This is a written project with regard to processing sound using keras deep learning library. These are the planned application:
- Genres classification
- Music auto-tagging
- Instrumental classification
- Tempo classification
- Deep Learning Jazz generator
- Sort music by genres, artist, tempo, tags
- Piano analysis
In this small project, I try to make a classifier with two dimensional neural network to distinguish among 11 genres of music. The data I use contains 1000 pieces of 30 seconds music that are separated into different classes from GTZAN, and it can be downloaded here or on the GTZAN website.
- model.h5 file is a weight of 1D Convolutional network with shape (max_feature, max_channels). Feature train: stft.
- model2D.h5 file is a weight of 2D Convolutional network with shape (max_feature, time_length, max_channels). Did not uploaded due to large file.
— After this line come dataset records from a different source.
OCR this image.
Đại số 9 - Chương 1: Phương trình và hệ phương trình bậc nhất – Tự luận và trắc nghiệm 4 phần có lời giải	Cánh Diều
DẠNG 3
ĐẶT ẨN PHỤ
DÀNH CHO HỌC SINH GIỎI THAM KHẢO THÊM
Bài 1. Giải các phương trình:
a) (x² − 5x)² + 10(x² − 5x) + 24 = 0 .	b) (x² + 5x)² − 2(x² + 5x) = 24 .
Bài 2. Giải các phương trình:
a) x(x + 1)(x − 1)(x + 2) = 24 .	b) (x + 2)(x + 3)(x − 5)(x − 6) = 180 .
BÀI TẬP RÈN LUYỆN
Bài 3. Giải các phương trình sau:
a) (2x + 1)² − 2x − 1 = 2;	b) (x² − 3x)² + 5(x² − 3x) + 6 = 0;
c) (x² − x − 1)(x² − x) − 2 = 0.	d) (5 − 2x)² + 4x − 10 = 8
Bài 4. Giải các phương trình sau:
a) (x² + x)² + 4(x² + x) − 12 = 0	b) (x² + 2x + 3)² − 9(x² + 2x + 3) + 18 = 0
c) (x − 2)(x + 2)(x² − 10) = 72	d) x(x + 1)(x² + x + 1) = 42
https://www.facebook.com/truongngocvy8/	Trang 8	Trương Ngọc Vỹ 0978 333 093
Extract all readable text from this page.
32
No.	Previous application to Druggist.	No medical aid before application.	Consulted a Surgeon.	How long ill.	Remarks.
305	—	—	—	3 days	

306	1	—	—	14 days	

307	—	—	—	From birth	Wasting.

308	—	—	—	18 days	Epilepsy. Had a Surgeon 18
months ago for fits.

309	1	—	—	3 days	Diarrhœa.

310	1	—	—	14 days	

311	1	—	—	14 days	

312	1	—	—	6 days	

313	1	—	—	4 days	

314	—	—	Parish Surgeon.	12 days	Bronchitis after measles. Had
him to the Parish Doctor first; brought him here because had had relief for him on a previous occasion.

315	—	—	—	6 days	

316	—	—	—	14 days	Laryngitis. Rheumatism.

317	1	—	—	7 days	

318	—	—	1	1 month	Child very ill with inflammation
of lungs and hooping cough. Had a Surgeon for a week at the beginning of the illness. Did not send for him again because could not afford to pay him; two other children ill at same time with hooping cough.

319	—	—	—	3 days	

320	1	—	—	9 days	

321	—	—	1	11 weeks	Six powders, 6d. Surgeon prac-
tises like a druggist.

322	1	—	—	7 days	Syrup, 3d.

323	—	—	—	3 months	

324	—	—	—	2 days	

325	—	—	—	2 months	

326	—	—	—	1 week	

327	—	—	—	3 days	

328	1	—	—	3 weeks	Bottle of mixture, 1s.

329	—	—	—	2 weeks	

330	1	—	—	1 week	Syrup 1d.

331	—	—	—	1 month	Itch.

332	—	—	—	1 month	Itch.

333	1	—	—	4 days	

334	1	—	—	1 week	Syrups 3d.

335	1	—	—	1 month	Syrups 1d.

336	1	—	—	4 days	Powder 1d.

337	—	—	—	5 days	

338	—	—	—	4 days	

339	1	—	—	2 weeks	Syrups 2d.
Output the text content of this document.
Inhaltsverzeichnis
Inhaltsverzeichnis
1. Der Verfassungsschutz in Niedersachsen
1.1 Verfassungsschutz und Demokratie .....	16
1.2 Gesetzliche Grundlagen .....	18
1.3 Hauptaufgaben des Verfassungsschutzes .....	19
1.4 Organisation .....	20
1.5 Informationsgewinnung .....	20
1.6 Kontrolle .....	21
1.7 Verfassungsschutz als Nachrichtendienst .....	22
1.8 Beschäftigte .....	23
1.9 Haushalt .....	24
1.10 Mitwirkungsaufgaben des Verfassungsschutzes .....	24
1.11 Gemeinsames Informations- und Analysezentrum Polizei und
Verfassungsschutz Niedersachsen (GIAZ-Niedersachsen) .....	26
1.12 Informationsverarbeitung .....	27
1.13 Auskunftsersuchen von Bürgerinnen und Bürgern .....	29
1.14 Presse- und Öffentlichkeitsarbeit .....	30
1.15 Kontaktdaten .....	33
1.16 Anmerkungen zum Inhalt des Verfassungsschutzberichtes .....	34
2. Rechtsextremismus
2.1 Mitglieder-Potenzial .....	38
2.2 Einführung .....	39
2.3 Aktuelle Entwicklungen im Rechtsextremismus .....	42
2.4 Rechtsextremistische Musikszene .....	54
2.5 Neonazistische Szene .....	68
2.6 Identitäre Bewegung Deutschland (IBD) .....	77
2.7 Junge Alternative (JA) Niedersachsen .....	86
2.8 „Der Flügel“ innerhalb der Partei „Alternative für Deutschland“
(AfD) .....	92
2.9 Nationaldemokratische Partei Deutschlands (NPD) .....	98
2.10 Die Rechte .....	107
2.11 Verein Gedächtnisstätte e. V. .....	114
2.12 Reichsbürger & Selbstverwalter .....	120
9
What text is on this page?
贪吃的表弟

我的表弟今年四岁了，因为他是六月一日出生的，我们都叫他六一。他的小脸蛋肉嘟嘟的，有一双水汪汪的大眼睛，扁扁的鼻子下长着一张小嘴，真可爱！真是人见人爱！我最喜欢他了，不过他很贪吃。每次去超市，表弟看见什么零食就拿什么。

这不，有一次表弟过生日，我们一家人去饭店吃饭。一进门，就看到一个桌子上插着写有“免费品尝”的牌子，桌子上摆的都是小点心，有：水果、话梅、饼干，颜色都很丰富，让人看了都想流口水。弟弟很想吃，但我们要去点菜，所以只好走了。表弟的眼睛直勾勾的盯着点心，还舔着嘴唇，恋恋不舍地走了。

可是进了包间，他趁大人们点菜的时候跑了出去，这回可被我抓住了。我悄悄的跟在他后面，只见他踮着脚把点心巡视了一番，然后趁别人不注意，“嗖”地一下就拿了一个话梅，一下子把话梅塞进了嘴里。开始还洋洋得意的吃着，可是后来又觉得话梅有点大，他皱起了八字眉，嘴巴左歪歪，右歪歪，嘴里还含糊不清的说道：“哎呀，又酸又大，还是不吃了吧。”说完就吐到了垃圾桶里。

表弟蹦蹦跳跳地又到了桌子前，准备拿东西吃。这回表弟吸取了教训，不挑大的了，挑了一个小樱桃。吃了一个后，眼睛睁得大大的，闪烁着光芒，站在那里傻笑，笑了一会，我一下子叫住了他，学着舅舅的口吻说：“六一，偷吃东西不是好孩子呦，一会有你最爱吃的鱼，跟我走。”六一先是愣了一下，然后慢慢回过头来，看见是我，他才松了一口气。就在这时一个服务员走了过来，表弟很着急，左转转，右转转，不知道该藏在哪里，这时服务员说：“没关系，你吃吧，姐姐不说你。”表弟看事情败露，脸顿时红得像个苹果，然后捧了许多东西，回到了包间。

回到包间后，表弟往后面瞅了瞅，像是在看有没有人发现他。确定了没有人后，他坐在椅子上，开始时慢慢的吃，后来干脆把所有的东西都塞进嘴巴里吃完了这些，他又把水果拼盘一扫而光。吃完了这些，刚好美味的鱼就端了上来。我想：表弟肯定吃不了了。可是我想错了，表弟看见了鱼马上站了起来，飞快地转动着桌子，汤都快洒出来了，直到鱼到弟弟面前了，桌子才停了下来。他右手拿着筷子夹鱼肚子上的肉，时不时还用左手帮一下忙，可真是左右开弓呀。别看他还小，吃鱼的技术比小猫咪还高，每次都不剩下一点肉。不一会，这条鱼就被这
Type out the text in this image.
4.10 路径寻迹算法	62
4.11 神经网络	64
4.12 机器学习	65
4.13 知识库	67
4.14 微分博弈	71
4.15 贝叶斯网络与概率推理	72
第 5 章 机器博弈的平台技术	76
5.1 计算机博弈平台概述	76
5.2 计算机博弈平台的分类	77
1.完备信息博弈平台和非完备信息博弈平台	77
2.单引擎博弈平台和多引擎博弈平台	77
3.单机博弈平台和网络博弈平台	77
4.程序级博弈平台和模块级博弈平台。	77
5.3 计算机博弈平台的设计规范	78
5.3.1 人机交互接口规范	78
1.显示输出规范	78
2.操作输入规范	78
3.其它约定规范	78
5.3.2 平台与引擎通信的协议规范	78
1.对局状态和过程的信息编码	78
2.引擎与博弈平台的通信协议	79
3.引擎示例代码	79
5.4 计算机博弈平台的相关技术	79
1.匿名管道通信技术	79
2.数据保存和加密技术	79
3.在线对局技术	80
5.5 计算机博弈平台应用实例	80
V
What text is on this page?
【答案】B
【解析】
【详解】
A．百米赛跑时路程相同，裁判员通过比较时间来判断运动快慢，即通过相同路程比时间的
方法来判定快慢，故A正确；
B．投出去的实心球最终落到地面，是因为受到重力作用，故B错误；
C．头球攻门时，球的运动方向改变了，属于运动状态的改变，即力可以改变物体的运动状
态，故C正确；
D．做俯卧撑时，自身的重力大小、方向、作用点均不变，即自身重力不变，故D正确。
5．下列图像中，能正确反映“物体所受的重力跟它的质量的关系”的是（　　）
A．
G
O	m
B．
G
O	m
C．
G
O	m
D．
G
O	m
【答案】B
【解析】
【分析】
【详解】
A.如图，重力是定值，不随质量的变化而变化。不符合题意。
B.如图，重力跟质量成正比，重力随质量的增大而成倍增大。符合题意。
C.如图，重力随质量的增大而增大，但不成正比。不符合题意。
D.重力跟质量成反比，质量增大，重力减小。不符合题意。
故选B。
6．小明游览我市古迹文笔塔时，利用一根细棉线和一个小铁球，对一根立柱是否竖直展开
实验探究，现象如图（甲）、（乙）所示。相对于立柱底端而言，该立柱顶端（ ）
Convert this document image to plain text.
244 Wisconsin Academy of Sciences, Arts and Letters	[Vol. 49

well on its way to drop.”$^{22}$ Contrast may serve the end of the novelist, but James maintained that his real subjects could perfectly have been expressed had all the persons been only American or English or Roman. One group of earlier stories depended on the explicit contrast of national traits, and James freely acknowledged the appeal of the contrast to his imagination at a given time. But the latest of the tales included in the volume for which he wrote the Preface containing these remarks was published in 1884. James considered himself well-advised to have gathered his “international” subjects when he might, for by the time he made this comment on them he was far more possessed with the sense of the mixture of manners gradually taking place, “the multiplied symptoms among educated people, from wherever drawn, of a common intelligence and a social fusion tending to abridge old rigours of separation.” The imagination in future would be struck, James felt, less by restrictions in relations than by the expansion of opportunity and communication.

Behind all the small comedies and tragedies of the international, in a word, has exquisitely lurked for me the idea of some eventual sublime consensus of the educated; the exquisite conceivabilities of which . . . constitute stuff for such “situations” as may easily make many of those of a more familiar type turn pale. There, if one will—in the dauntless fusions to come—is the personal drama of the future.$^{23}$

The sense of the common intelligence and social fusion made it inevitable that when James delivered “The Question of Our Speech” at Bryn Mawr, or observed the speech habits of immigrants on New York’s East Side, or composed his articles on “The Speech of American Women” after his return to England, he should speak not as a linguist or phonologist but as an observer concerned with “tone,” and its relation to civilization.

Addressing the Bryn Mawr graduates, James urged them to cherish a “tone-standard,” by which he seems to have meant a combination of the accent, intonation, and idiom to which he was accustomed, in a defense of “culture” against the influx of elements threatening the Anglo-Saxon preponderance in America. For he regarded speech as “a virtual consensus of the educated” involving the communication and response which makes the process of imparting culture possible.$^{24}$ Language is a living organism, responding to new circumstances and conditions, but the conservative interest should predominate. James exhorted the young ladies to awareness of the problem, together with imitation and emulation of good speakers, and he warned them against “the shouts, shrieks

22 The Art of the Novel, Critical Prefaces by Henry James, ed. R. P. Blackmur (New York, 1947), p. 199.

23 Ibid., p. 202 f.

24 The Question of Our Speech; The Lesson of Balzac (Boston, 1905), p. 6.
- model2D_2.h5 file is also a weight of 2D Convolution network, with the same shape but the channel is set in last instead of front.
- Conclusion: Feature engineering is not good due to low accuracy, more have to be done with extracting feature from data!
- After extracting the data as spectrogram and create model based on 128x1308 pixel, I successfully train the model with an accuracy of 99.90 % and loss of 1.61%. I realize that reducing the learning rate to the factor of 1e(+n) may improve the chance of weights being rounded errorly.
- Plan for the next part: write a clear data generator for the network, write cleaner code, write documentation, seperate files by utilities, write test.
- Update Training Analysis